Resurgent virus shuts more borders and sparks protests over curfews

WASHINGTON-Border restrictions were being tightened around the world on Monday in the face of an unrelenting coronavirus threat, after a weekend in which anger at social distancing rules bubbled over into fiery clashes in the Netherlands.
The United States was set to join France, Israel and Sweden in pulling up the drawbridge to certain arrivals, with special concern about new strains of the virus that originated in Britain and South Africa.

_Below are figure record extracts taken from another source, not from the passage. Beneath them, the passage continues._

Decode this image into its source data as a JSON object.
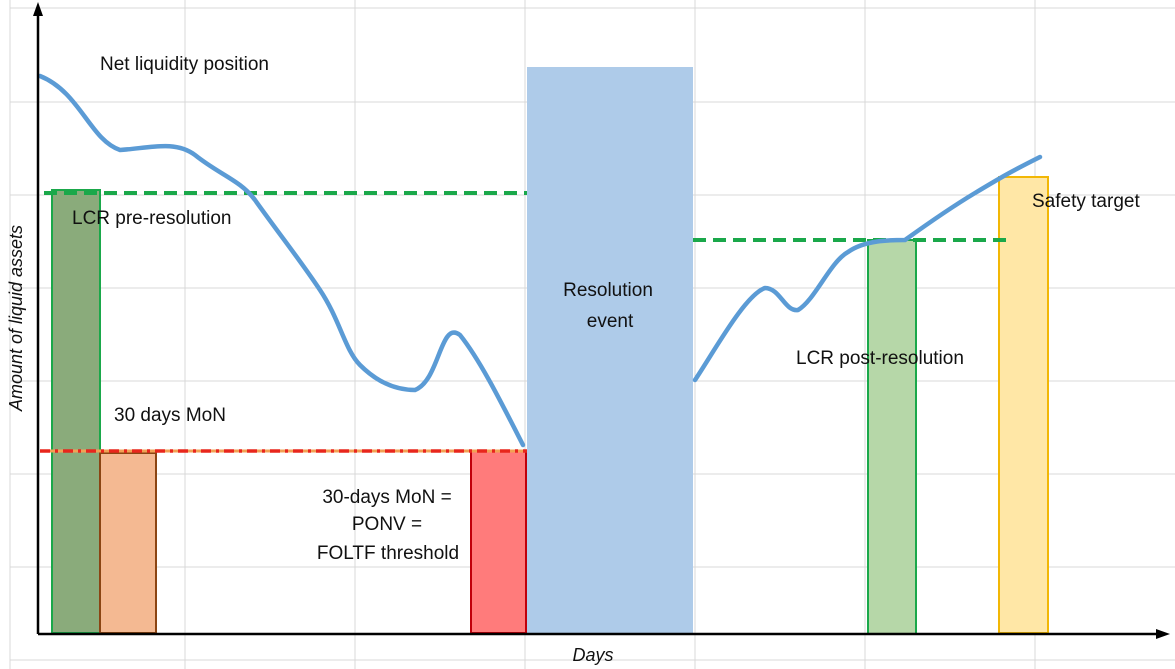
{
  "labels": {
    "net_liquidity_position": "Net liquidity position",
    "lcr_pre_resolution": "LCR pre-resolution",
    "thirty_days_mon": "30 days MoN",
    "threshold_line1": "30-days MoN =",
    "threshold_line2": "PONV =",
    "threshold_line3": "FOLTF threshold",
    "resolution_line1": "Resolution",
    "resolution_line2": "event",
    "lcr_post_resolution": "LCR post-resolution",
    "safety_target": "Safety target"
  },
  "axes": {
    "y_title": "Amount of liquid assets",
    "x_title": "Days"
  },
  "colors": {
    "grid": "#d9d9d9",
    "axis": "#000000",
    "liquidity_curve": "#5b9bd5",
    "lcr_line": "#1aa84a",
    "threshold_line_red": "#e8261c",
    "threshold_line_orange": "#f2a154",
    "lcr_pre_bar_fill": "#8aab7b",
    "lcr_pre_bar_stroke": "#1aa84a",
    "mon_bar_fill": "#f4b992",
    "mon_bar_stroke": "#8b4513",
    "threshold_bar_fill": "#ff7b7b",
    "threshold_bar_stroke": "#c0000b",
    "resolution_fill": "#aecbe9",
    "lcr_post_bar_fill": "#b6d7a8",
    "lcr_post_bar_stroke": "#1aa84a",
    "safety_bar_fill": "#ffe7a6",
    "safety_bar_stroke": "#f2b705"
  }
}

"When I arrive in a country, the idea is not to contaminate it," Antoine, an 18-year-old Belgian, said at Paris' main international airport after new rules on tests for arrivals from the European Union came into force.
Spaniard Claudio Barraza said: "It's up to us to show that we are civic-minded."
In Washington, President Joe Biden was expected on Monday to reimpose a ban on most non-US citizens who have been in the United Kingdom, Brazil, Ireland and much of Europe, as well as adding South Africa to the list, a senior White House official said.
The US has surpassed 25 million confirmed cases of COVID-19 since the pandemic began. The new milestone, reported on Sunday by Johns Hopkins University, is a grim reminder of the coronavirus' wide reach in the US, which has seen far more confirmed cases and deaths than any other country in the world.
One of every five deaths
The US accounts for roughly one of every four cases reported worldwide and one of every five deaths. The number of new cases in the US has shown signs of slowing recently, with an average of 176,000 reported daily in the past week, down from 244,000 in early January.
Mexico's President Andres Manuel Lopez Obrador said on Sunday he had tested positive for COVID-19 amid the country's deadliest week yet in the coronavirus pandemic, which has pushed the health system of the Mexican capital to its limits.
Israel on Sunday announced a weeklong ban on most incoming and outgoing flights in a bid to slow the spread of new variants of the novel coronavirus.
The measure was to begin at midnight from Monday and remain in effect until Sunday, a statement from the prime minister's office said.
But government action to curtail the virus' spread still faces stiff opposition from some Dutch citizens.
Protests against a coronavirus curfew in the Netherlands degenerated into clashes with police and looting in cities across the country on Sunday, a day after a COVID-19 testing center was set on fire in the northern village of Urk.
Police used water cannon and dogs in Amsterdam, public television network NOS reported, after hundreds gathered to protest the 9 pm-4:30 am curfew, set to last until Feb 10.
New Zealand on Monday reported its first community case for more than two months.